Most voters on Tuesday don’t know Phil Murphy or Kim Guadagno and their running mates, and they haven’t paid a lick of attention to the race. But they do have at their fingertips a wealth of information about the candidates that many will never read as they ignore their responsibility to pick a new state leader at this critical juncture for our economy, education system, and environment.
Endorsements. Every major newspaper in the region has weighed in on the New Jersey governor’s race; the only other gubernatorial contest this year being in Virginia. Endorsements by newspaper editorial boards can be a significant resource for voters on the fence about whom to choose. They are carefully thought-out pieces by editors who have studied the candidates and know the issues well. Editors have excellent BS meters; their endorsements pick apart candidate spin and offer insights (often cynically) on what – if anything – each candidate brings to the job.
Most – but not all – have chosen Murphy as the candidate better equipped to steer New Jersey away from what they see as the train-wreck of Chris Christie’s administration. The Record’s editorial added Murphy’s perceived superior ability to “push back against federal policies and congressional actions that will negatively impact New Jersey.” The New Jersey League of Conservation Voters, the first statewide environmental group to back Murphy, also sees his national leadership potential as someone able to push back against President Trump’s destructive environmental agenda.
Offering the opposing view was the Asbury Park Press, which counted Guadagno’s experience as Christie’s deputy as a plus in its calculation that she is best equipped to address what “New Jersey residents have long regarded as the state’s number one issue — crushing property taxes.” Its editorial was mum on the environment, though Guadagno has set the bar higher by promising to rejoin the regional greenhouse reduction pact that her boss pulled New Jersey out of on the bet that it would help his presidential chances.

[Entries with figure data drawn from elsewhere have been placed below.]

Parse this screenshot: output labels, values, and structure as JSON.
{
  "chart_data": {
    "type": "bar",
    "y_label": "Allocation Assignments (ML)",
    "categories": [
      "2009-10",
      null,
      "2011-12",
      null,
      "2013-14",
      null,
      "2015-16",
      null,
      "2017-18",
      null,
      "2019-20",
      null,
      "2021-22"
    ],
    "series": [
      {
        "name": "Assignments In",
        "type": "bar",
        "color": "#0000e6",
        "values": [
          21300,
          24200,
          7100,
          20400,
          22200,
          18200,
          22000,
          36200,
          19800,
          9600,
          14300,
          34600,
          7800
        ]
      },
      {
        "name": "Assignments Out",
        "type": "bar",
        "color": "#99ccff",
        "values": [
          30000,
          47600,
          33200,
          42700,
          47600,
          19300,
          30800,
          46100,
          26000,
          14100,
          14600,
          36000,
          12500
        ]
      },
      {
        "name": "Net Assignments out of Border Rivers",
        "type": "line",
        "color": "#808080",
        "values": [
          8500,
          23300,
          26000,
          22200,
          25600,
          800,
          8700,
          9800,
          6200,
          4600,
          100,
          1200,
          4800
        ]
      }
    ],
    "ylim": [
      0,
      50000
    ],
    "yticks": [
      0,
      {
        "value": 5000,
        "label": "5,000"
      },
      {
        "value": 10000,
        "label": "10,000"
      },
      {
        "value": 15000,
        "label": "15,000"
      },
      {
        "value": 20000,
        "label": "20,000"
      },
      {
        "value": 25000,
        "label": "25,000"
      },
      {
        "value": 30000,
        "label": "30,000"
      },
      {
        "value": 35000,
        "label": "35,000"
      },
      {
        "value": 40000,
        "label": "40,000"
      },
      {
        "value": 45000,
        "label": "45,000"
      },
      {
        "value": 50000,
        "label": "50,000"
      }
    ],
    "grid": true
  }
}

Special-interest groups have also aligned themselves with a candidate. If you’re a laborer, teacher, or environmental advocate, you’ll want to know that Murphy’s in your camp. Guadagno, on the other hand, is banking on her eight years of advocacy for New Jersey’s business community, her promotion of the state’s $40 billion tourism industry, and accessibility (she has given practically every New Jerseyan her personal cell phone number) to win her votes.

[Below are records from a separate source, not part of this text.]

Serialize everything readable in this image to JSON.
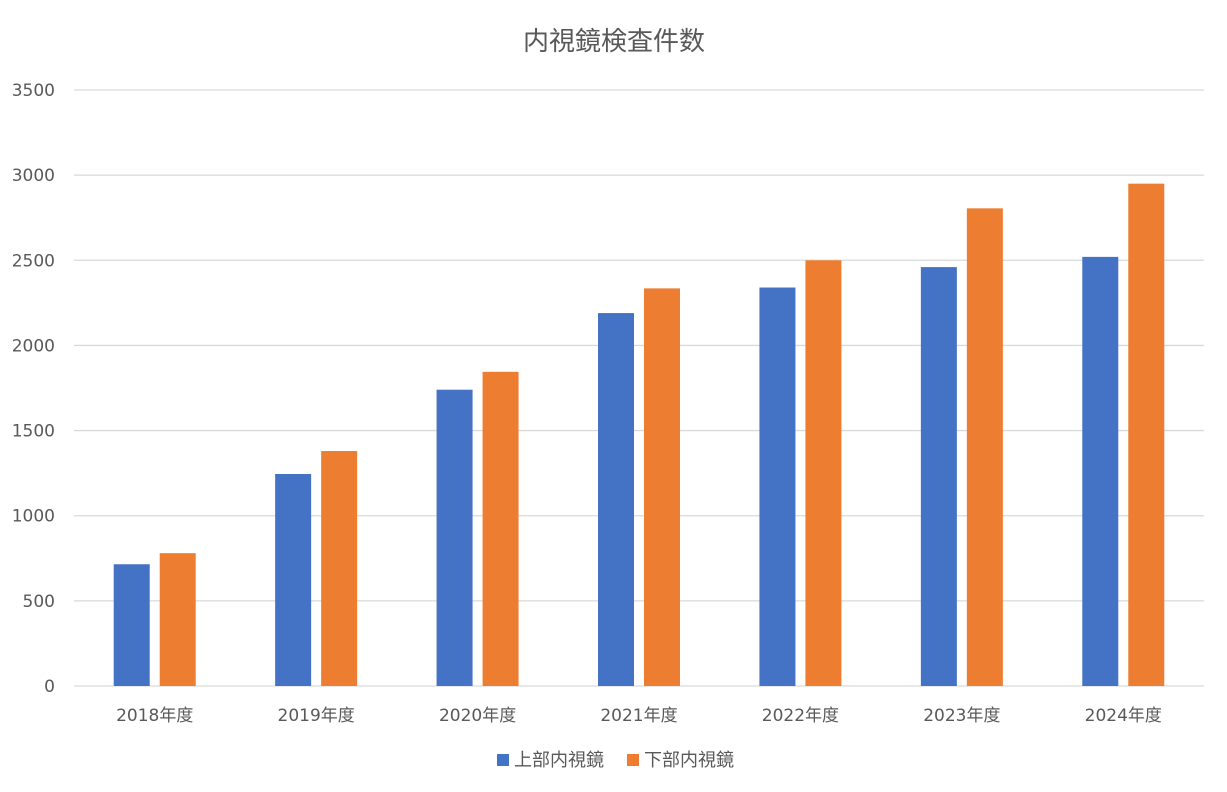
{
  "chart_data": {
    "type": "bar",
    "title": "内視鏡検査件数",
    "xlabel": "",
    "ylabel": "",
    "categories": [
      "2018年度",
      "2019年度",
      "2020年度",
      "2021年度",
      "2022年度",
      "2023年度",
      "2024年度"
    ],
    "series": [
      {
        "name": "上部内視鏡",
        "color": "#4472C4",
        "values": [
          715,
          1245,
          1740,
          2190,
          2340,
          2460,
          2520
        ]
      },
      {
        "name": "下部内視鏡",
        "color": "#ED7D31",
        "values": [
          780,
          1380,
          1845,
          2335,
          2500,
          2805,
          2950
        ]
      }
    ],
    "ylim": [
      0,
      3500
    ],
    "yticks": [
      0,
      500,
      1000,
      1500,
      2000,
      2500,
      3000,
      3500
    ],
    "grid": true,
    "legend_position": "bottom"
  }
}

Debates. Voters also got ample opportunity to hear the entire gubernatorial slate (Murphy and Guadagno and their respective running mates, Sheila Oliver and Carlos Rendo) in three televised debates. While these encounters cannot be mistaken for Emmy-winning TV, they are nonetheless worth the time. All three are available on Youtube.com, and provide clarity on where the candidates stand on a wide range of serious issues – from education to guns – and issues of less consequence, like “what’s your favorite fruit and vegetable?”

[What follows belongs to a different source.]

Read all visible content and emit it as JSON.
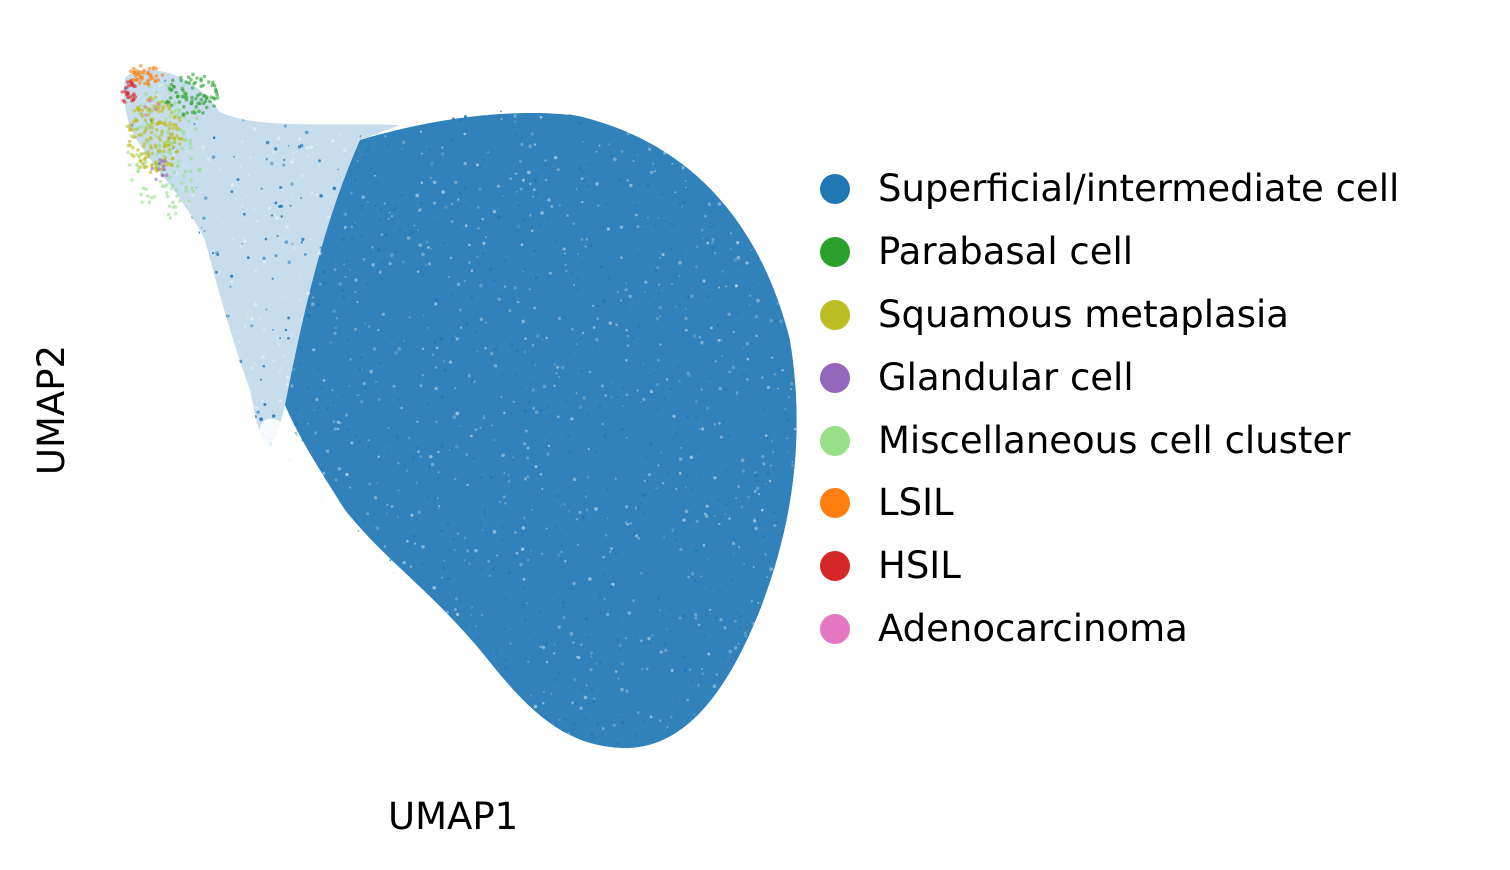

Less than 10 days before the election, more than half of likely voters in a Monmouth University poll didn’t know enough about the views expressed by Murphy and Guadagno to say whether they align with their own. I won’t even guess how few people know about the state public questions on the ballot: one to fund public libraries and one to ensure that pollution settlements are not diverted from the communities where the pollution occurred.
Predictions about low voter turnout now hinge on apathy, not weather: Record low turnout is predicted though the forecast is for 55 degrees and partly sunny skies. Monmouth’s Patrick Murray says even those who do vote may just be pushing levers “without having a clear idea what either candidate actually stands for.”
There’s still time to make intelligent choices on Tuesday. One is to vote. The other is to know who and what your vote supports.
Delli Santi is a former political reporter for The Associated Press who currently is communications director for New Jersey League of Conservation Voters.